Satterlee,one of the Wednesday panelists, is on the editorial board of Biosensors, an open access, peer-reviewed journal based in Basel, Switzerland. Biosensors will be publishing its first issue in November. Funding models for open access journals vary, but MDPI, the company that publishes Biosensors, typically charges a one-time article processing fee of between $250 and $300 and then makes all of its articles freely available to the public.

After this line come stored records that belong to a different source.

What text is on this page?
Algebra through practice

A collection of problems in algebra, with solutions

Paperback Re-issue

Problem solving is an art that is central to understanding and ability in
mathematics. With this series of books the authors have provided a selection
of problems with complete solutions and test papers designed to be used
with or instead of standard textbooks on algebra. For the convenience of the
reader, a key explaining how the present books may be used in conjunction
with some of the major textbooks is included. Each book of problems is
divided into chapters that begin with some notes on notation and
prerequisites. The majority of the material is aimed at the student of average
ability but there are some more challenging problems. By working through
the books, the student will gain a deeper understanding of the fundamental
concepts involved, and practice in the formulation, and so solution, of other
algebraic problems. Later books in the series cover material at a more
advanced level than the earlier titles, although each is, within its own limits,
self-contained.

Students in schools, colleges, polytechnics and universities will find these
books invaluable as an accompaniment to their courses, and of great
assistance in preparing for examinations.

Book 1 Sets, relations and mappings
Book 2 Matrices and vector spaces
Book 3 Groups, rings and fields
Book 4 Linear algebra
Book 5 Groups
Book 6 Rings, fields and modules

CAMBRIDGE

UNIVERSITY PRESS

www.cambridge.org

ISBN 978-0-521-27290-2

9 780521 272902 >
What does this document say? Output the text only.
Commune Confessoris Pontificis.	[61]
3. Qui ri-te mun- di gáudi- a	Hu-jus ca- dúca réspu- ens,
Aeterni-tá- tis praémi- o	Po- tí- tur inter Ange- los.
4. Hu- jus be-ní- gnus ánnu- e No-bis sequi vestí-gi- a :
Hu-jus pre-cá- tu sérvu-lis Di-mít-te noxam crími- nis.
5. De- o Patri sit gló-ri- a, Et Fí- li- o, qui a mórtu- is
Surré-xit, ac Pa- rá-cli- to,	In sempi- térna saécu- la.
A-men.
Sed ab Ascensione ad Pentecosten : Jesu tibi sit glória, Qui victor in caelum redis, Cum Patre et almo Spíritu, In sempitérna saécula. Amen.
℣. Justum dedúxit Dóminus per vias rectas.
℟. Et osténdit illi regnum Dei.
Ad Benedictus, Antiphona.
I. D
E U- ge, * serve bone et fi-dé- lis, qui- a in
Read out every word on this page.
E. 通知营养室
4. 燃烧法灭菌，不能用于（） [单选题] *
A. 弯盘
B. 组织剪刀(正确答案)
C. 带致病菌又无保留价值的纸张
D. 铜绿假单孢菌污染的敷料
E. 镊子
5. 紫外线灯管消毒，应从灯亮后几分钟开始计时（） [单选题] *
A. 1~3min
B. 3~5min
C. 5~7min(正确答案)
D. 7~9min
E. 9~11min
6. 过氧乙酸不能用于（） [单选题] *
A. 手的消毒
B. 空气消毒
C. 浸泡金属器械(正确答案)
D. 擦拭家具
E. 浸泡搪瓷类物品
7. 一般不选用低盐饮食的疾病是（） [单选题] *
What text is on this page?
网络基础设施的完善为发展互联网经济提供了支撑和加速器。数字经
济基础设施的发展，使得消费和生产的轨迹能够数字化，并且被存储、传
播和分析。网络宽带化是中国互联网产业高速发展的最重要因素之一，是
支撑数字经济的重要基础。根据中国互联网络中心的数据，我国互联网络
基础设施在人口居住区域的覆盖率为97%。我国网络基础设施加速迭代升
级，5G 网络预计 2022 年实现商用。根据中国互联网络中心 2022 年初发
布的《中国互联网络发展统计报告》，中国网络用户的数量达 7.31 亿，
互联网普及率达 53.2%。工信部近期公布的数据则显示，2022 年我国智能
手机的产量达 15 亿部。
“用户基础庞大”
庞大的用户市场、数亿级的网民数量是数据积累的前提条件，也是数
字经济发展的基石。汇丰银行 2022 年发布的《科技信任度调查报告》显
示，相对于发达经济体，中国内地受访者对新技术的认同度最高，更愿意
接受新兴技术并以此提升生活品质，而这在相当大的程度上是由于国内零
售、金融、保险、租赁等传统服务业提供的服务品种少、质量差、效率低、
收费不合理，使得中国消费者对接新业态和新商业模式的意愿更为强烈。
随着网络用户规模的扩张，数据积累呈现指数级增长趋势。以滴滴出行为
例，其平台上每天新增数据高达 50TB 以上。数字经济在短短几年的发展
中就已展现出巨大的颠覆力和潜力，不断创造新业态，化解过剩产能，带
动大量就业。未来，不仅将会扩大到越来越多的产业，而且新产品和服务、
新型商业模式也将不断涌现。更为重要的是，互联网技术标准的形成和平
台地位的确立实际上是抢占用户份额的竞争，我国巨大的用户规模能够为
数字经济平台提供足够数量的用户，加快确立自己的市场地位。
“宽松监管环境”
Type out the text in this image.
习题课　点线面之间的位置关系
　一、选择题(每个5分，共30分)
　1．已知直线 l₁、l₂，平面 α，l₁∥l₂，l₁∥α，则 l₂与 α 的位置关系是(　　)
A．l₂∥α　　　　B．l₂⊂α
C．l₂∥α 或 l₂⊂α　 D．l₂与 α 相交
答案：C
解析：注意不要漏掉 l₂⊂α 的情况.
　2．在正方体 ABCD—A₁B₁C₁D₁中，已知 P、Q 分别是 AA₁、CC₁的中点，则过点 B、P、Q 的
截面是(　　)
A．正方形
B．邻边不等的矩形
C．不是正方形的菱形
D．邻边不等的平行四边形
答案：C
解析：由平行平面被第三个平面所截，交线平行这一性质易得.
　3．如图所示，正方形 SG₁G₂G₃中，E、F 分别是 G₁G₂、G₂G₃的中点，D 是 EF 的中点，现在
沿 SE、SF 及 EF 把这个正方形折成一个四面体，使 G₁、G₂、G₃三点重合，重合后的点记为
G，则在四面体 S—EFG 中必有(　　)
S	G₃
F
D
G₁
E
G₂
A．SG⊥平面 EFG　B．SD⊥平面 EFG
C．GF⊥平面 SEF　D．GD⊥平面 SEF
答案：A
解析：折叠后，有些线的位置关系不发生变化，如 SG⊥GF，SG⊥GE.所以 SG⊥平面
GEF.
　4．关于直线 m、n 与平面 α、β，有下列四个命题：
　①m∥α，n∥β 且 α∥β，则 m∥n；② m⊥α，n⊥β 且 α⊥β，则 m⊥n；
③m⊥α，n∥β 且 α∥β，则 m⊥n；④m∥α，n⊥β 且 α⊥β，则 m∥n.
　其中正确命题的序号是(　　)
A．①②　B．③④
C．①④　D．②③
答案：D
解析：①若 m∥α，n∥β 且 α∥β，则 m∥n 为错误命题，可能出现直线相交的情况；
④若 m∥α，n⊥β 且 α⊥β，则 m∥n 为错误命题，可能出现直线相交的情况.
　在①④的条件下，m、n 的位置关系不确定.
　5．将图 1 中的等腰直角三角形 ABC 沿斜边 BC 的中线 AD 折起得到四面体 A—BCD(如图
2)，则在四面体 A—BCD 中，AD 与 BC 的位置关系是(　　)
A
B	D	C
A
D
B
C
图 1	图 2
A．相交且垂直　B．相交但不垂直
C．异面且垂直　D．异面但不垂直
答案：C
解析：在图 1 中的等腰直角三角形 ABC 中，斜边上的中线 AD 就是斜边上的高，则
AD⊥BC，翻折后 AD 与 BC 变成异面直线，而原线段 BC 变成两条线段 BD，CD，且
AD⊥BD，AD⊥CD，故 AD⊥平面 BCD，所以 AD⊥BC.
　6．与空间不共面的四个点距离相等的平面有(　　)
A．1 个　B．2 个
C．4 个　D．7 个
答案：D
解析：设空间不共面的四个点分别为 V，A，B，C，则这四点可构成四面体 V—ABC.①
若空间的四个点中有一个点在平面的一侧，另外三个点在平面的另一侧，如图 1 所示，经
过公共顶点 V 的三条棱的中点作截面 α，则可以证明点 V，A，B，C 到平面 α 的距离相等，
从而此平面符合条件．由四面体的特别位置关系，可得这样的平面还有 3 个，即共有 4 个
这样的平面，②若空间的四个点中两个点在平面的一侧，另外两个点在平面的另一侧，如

In comparison, a single journal costs thousands of dollars annually. Brian Research, for instance, costs $23,101.
 
Open access momentum
Brian McManus
, a staff member with WSU’s Access Services, said the issue of open access has been around for several decades, but began to pick up momentum in the last seven or eight years because the technology now exists to create open access archives and journals and because libraries are finding it impossible to pay for all of the journals faculty would like to have access to.
 
“Every time we have a budget cut, a large chunk of that comes out of subscriptions,” McManus said.
 
Robert Ferguson, library data officer, said the library currently pays for access to about 30,000 journals, but in 2010 was forced to cancel subscriptions to 1,660. That comes on top of losing access to about 1,100 journals in 2008 and 2009, Ferguson said.
 
Faculty make the choice
According to Rhonda Anderson, who’s been working with McManus and Vyhnanek on the Open Access events, faculty can choose to participate in an open access archive as a complement to traditional, subscription-based journal.
 
“Each journal has its own rules about what you publish,” she said. “When you’re submitting an article, you need to negotiate for publishing rights.” Some journals will allow prepublication manuscripts to be posted, she said, and some will allow postpublication manuscripts to be published, but authors need to know to ask about copyright issues.
 
Convenience and accessability
Mary Collins
, curator of the WSU Museum of Anthropology, will be another panelist during the Wednesday discussion. Collins said she has made great use of the Research Exchange. For many decades and up until the late 1990s, she said, WSU had a contracting branch that conducted hundreds of archeological reports for various agencies.
 
“The information is still useful to people, even though it’s old,” she said. Before the Research Exchange, she said, people would have to know where to look for the reports and then buy a paper copy, if there was a paper copy available. Now, she said, people can search for the reports and find them online. Some people still choose to buy a paper copy, she said, but the convenience of finding information online is huge.
“Anyone in the world can get their hands on this material,” she said.
 
International Open Access Week is sponsored by SPARC, the Scholarly Publishing and Academic Resources Coalition, which is an international alliance of academic and research libraries. According to its website, SPARC is working to correct imbalances in the scholarly publishing system.